Pero, justamente, como nada nace de la nada, tenemos que partir por la concepción de “educación” desde la cual se están disputando estas tensiones de poder, las cuales sobrepasan el ámbito de lo partidario y se instalan ya en el marco de un reclamo social concreto, el que, asimismo, tiene como protagonistas a todos los ciudadanos argentinos, no sólo a los docentes.
Si entendemos que la educación debe apuntar a un modelo tecnócrata, utilitario, aplicacionista y sustitutivo de la función humana en el trabajo docente, nos estaríamos apoyando en el no tan nuevo negocio de las Organizaciones internacionales que actualmente fomentan la incorporación irreflexiva de modelos pedagógicos que apuntan a la ilusión de reemplazar a un profesional de la educación por un software animoso de inteligencia artificial. Este contexto tampoco nació de la nada. Durante toda la década del 90’ y hasta nuestros días, la gestión política se despreocupó del gravísimo asunto de la flexibilización laboral, plasmándose en el ámbito educativo en contrataciones sin la debida regulación del derecho laboral.
El panorama se aclara al avizorar que la inversión estatal en educación batió su record histórico en la presente década, aumentando la porción de PBI del 2% al 6%, como también incrementando un par de puntos más esa apuesta con los préstamos de organismos internacionales como el BID y el Banco Mundial. El rankeo, pretendidamente desfavorable, de nuestro país en las evaluaciones internacionales de la calidad educativa, dio y sigue dando pie al incremento de la cuota prestamista de las entidades bancarias internacionales hacia nuestra Nación, en pos del fortalecimiento estructural de nuestra educación.
Ahora bien, el proceder señalado no puede ser repetitivo de gestión en gestión, dado que la funcionalidad y la intencionalidad que se le da a la ejecución de tales fondos responden, claramente, a una ideología concreta, a un entendimiento de la política totalmente opuesto, contradictorio e inconmensurable.
Por ello es que actualmente vemos la inyección de vocablos del márketing económico en las prácticas pedagógicas de la política educativa nacional. Esto se sustenta, entre tantos aspectos, en la creencia anglo-positivista de atribuir la responsabilidad de los problemas educativos estrictamente a un solo factor: la formación de un sujeto que sirva al mercado laboral de la época. Educar para enriquecer el marcado es la pauta para la formación académica de seres humanos. Lo que nos lleva a la radical dicotomía de la libertad y la voluntad frente a los requerimientos de supervivencia laboral. Si se consideran impertinentes o innecesarias ciertas ciencias, las personas inexorablemente optarán por la opción del utilitarismo. En otras palabras, esta visión de la educación es coercitiva y restrictiva, dado que impone preferencias en el conocimiento y en los saberes avalados de acuerdo a un criterio de economicidad que nada tiene que ver con la formación de un sujeto crítico, libre y participativo en el ámbito social, desde el campo del saber en el que decida participar.

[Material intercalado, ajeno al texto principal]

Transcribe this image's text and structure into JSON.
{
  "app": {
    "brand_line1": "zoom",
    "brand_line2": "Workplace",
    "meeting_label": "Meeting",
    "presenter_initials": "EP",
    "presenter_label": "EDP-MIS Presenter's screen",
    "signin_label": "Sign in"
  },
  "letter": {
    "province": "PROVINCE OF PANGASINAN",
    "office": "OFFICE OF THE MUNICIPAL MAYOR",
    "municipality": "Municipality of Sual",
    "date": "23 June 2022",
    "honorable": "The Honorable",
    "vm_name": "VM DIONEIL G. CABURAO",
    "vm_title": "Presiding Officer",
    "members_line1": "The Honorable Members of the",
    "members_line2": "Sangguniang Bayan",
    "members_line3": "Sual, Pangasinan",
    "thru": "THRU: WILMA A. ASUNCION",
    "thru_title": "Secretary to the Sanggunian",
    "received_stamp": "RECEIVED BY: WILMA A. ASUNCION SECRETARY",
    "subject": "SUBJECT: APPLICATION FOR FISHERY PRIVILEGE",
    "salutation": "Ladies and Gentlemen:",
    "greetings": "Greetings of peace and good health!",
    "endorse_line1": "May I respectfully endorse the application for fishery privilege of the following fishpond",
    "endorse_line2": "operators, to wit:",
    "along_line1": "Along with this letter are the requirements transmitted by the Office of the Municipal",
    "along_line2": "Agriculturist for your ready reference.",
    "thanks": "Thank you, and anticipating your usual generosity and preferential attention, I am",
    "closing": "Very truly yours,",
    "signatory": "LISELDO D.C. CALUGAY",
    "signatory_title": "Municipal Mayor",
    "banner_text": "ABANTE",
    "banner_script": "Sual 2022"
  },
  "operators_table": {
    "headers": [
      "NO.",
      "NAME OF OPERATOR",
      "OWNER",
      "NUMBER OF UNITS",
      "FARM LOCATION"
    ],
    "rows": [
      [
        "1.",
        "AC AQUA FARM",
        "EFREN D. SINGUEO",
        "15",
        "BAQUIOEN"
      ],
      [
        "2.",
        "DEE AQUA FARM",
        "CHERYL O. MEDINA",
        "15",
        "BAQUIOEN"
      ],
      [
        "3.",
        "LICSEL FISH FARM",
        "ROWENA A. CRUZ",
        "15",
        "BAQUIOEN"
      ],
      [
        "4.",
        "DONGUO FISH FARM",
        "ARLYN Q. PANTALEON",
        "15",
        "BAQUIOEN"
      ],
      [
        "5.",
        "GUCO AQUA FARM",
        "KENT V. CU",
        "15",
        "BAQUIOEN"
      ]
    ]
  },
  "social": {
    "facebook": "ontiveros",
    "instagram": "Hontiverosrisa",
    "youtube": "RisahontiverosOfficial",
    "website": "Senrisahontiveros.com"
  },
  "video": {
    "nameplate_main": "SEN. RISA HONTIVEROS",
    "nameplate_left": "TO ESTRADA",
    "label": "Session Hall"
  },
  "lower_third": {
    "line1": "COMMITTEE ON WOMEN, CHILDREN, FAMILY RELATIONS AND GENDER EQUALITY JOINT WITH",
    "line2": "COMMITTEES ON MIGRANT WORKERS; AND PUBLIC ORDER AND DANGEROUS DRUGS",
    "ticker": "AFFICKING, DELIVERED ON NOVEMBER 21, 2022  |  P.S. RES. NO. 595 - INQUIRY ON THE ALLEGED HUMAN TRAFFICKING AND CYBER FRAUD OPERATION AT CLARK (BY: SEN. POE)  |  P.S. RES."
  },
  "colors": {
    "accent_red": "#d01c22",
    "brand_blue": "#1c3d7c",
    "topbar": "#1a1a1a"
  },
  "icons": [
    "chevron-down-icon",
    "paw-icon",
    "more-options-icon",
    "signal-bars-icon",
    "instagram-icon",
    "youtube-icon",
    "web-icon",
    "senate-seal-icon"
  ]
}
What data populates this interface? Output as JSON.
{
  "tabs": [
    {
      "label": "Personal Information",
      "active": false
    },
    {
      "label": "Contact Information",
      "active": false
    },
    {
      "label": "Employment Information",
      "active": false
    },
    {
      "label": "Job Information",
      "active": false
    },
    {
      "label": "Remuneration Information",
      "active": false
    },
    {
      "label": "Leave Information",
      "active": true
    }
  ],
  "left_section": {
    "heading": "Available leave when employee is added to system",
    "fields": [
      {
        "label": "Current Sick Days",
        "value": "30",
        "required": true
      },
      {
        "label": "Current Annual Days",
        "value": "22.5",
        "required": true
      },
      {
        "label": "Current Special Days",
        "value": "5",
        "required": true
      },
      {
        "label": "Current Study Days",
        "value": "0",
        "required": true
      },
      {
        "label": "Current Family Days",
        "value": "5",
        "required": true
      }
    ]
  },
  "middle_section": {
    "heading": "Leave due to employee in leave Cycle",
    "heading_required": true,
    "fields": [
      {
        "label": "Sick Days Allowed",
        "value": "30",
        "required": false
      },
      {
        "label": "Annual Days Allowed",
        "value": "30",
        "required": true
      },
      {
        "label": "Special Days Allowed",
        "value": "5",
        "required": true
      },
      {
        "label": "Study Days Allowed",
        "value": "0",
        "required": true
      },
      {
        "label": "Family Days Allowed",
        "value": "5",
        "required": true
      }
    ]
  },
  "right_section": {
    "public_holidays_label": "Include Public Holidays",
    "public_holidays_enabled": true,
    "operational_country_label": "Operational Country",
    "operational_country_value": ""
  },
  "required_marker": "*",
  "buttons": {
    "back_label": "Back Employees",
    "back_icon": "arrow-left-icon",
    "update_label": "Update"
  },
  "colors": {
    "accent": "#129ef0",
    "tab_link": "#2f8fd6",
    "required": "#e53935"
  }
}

Dicho esto, el saber y el acceso al conocer, son concebidos como “servicios”, o bien, “bienes”, dispuestos a ser legislados desde la estricta normatividad de la oferta y la demanda. Se genera, pues, una necesidad, que será propulsada por un proyecto macroeconómico que ofrece un modelo de conocimiento que suma valor al desempeño laboral, cuando, en realidad, lo que hace es precarizar aún más la labor docente, ya sea, desde las posibilidades de acceso, como también, a la trivialización mediática de su rol en la sociedad, atravesada por la constante interpelación a la justicia de su remuneración. Desprestigiando así una profesión, es fácil, posteriormente, de-preciarla.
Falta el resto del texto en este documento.